The patient experience matters more now than ever to hospitals’ financial health. Consumers are taking on more financial risk in their health care as employers cost-shift premiums and co-payments to them, and others purchase insurance on individual marketplaces. Thanks to Google Search and the rise of smartphones, patients come into appointments armed with information about their own health and possible treatments. Consumer-driven care is expected to accelerate as patient medical records become more portable and accessible to patients, Shrestha said.

Since 2012, the Centers for Medicare & Medicaid Services has incorporated patient experience from the Hospital Consumer Assessment of Healthcare Providers and Systems (HCAHPS) survey results into value-based incentive payments to hospitals.

Patient satisfaction also is linked to health outcomes. Patients who feel disrespected are less likely to take prescribed medications, according to one study cited by Shrestha and Mohan. Twenty-five percent of patients who reported feeling disrespected by their care provider did not adhere to their medication regimen, compared to 13 percent of patients who felt respected by their providers. Patients who do not feel respected also are 10 percent more likely to have uncontrolled diabetes than patients who feel respected, they said.

Start with Empathy

Designing for patients rather than institutions starts with empathy, said Shrestha. Empathy fuels connection while sympathy fuels disconnection, he explained. Human-centered design principals take empathy and incorporate it into final products.

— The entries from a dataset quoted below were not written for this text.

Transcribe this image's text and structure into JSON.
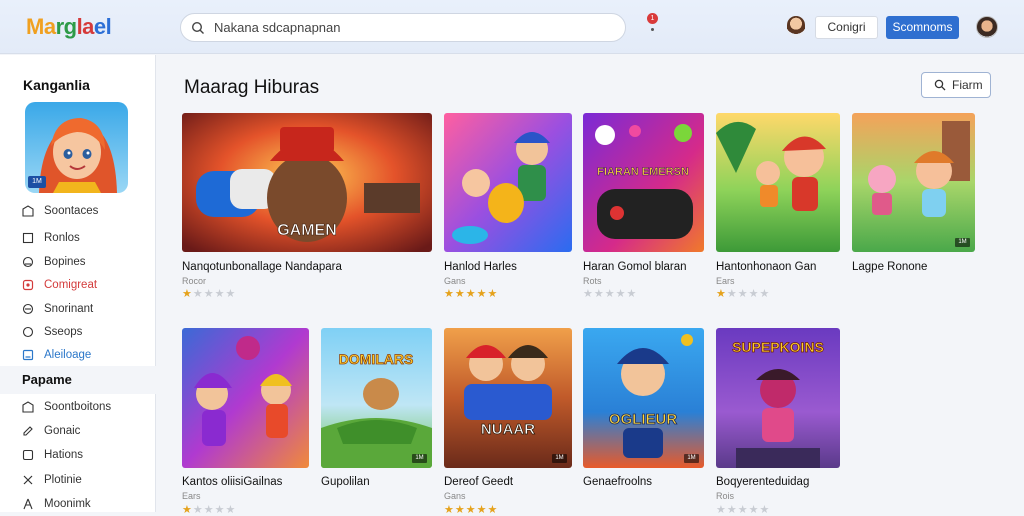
{
  "header": {
    "logo_parts": [
      "Ma",
      "rg",
      "la",
      "el"
    ],
    "search_placeholder": "Nakana sdcapnapnan",
    "notif_count": "1",
    "login_label": "Conigri",
    "signup_label": "Scomnoms"
  },
  "sidebar": {
    "title": "Kanganlia",
    "art_badge": "1M",
    "items": [
      {
        "label": "Soontaces",
        "icon": "grid-icon"
      },
      {
        "label": "Ronlos",
        "icon": "square-icon"
      },
      {
        "label": "Bopines",
        "icon": "circle-icon"
      },
      {
        "label": "Comigreat",
        "icon": "bookmark-icon",
        "color": "#d33b3b"
      },
      {
        "label": "Snorinant",
        "icon": "chat-icon"
      },
      {
        "label": "Sseops",
        "icon": "circle-icon"
      },
      {
        "label": "Aleiloage",
        "icon": "card-icon",
        "color": "#2b77c9"
      }
    ],
    "section_title": "Papame",
    "section_items": [
      {
        "label": "Soontboitons",
        "icon": "grid-icon"
      },
      {
        "label": "Gonaic",
        "icon": "pen-icon"
      },
      {
        "label": "Hations",
        "icon": "square-icon"
      },
      {
        "label": "Plotinie",
        "icon": "x-icon"
      },
      {
        "label": "Moonimk",
        "icon": "tool-icon"
      }
    ]
  },
  "main": {
    "title": "Maarag Hiburas",
    "filter_label": "Fiarm",
    "games": [
      {
        "title": "Nanqotunbonallage Nandapara",
        "sub": "Rocor",
        "rating": 1,
        "art": "GAMEN",
        "tag": ""
      },
      {
        "title": "Hanlod Harles",
        "sub": "Gans",
        "rating": 5,
        "art": "",
        "tag": ""
      },
      {
        "title": "Haran Gomol blaran",
        "sub": "Rots",
        "rating": 0,
        "art": "FIARAN EMERSN",
        "tag": ""
      },
      {
        "title": "Hantonhonaon Gan",
        "sub": "Ears",
        "rating": 1,
        "art": "",
        "tag": ""
      },
      {
        "title": "Lagpe Ronone",
        "sub": "",
        "rating": 0,
        "art": "",
        "tag": "1M"
      },
      {
        "title": "Kantos oliisiGailnas",
        "sub": "Ears",
        "rating": 1,
        "art": "",
        "tag": ""
      },
      {
        "title": "Gupolilan",
        "sub": "",
        "rating": 0,
        "art": "DOMILARS",
        "tag": "1M"
      },
      {
        "title": "Dereof Geedt",
        "sub": "Gans",
        "rating": 5,
        "art": "NUAAR",
        "tag": "1M"
      },
      {
        "title": "Genaefroolns",
        "sub": "",
        "rating": 0,
        "art": "OGLIEUR",
        "tag": "1M"
      },
      {
        "title": "Boqyerenteduidag",
        "sub": "Rois",
        "rating": 0,
        "art": "SUPEPKOINS",
        "tag": ""
      }
    ]
  }
}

“We need to see through their eyes what patients’ struggles are to be able to create better experiences for them,” said Mohan. “It’s important to go out in front of them and to speak to them.”

One example is patient portals. Some require multiple entry points, multiple passwords, and complicated sign-on processes, Mohan said. That diminishes what could be a positive opportunity for providers to connect with patients.

Shifting design thinking in health care is difficult because it is a highly regulated environment. But as the pediatric MRI machine example suggests, it is possible with the right principles and mindset.

Athenahealth created a digital, paperless check-in process that has reduced patient-to-door time and improved front-office productivity. The system uses mobile and wireless technology and mobile credit card payments. Health care providers can “move from design for regulation to design for empowerment,” said Shrestha of UPMC.

Layering on personalized care experiences using mobile technology can boost patient satisfaction and engagement, Shrestha said.

Dignity Health, based in San Francisco, partnered with a digital health company that delivers personalized service tools and analytics to drive engagement with expectant mothers. This approach included texts and emails and virtual support during perinatal care. The result was a boost in HCAHPS scores and 6 percent overall year-over-year increase in deliveries. The system saved 1,000 clinical team member hours in one year, a $50,000 savings, according to a case study presented by Shrestha and Mohan.

“You drive the change in behavior by influencing attitudes,” said Mohan. “You influence attitudes by changing the experience. You change the experience by listening to the patients.”